Anxiety recently played a significant role in my preparation for the current college semester. I was at the college bookstore with my mother looking for the textbooks I would need for my classes. I became anxious as soon as I got into the store. I was not able to take in my surroundings and I headed directly for the cash register without realizing there were people in line ahead of me cashing out. My mother had to point out to me that there were people ahead of me and that I needed to get out of their way. The crowded situation in the store caused me to feel a bit claustrophobic. We spent a minute or two finding the books on our own, during which time I became worried that they would either be sold out or unavailable. One of the store’s employees helped us find the remaining books I needed, but I became somewhat uncomfortable around him, just as I would around anyone I do not normally interact with on a regular basis. Also, there was a line of people in front of the store’s cash register, meaning that my anxieties grew the longer we waited for our checkout time to come. Furthermore, because of my spatial issues when people are too close to me, it became uncomfortable as people passed in front of and behind me to get where they wanted to go. I am glad that this ritual of my college life only happens about twice a year, but when it does come around, I always feel uncomfortable about it.
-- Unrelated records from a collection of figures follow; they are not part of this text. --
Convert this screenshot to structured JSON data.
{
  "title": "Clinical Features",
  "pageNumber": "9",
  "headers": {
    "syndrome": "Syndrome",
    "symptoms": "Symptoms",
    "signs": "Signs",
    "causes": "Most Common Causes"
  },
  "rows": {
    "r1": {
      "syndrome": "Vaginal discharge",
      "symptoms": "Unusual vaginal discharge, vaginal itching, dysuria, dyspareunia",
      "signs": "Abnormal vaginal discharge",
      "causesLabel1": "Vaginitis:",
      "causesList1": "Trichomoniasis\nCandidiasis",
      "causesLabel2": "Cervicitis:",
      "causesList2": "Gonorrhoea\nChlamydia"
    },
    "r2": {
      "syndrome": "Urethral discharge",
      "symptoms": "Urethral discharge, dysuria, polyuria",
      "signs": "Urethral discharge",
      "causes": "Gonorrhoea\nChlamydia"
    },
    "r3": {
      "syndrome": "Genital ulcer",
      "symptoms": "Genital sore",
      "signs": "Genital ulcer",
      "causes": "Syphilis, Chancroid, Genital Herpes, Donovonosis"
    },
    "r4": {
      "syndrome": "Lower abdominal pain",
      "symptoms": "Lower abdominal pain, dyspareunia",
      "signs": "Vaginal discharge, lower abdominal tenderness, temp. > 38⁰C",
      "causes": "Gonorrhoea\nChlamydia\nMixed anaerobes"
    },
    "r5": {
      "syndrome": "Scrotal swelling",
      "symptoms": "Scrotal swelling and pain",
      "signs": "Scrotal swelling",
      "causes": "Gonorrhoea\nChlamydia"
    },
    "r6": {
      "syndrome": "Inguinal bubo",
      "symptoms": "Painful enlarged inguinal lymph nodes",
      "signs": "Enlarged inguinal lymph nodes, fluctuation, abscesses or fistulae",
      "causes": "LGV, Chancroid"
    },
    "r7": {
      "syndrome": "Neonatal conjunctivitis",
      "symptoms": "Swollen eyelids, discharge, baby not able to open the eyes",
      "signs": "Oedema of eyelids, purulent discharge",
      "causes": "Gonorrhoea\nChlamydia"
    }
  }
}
Life outside of college also offers plenty of opportunities for my anxieties to surface. If my family is about to head out for an errand or trip, I wait for the anticipated time of departure; it always seems a few moments away to me, making any delay seem an eternity. If I decide to watch a TV show at a certain time and I do not feel inclined to record it using the DVR, I attempt to pass the time by visiting my favorite websites on the Internet, playing video games, or watching television, but the primary show’s start time is constantly thumping around in my head, which sometimes drives me to distraction for the moments leading up to it. Details of my daily chores, such as making sure that I put the right amount of detergent into the washing machine, sweep every single visible portion of the kitchen floor, and straighten all of the sheets of my bed haunt me for long periods of time during the day. It seems that hardly a moment of the time that I am awake goes by without some new worry accompanying me.

In my examination of my anxieties, I have found that I have a tendency to concoct mountains out of molehills; I perceive imaginary difficulties when, in reality, the challenges life presents to me are comparatively easy. I feel that I need to work on controlling my anxieties. For most of my day, I suffer from anxieties of every possible sort even when I know that this should not be so. I have spoken with my parents several times about learning to control my anxieties, but thus far, I have been unable to take their advice to heart. I am not sure if I will be able to completely control my worries so that they will cease to be a regular occurrence, but I do and will try to not let them rule my life.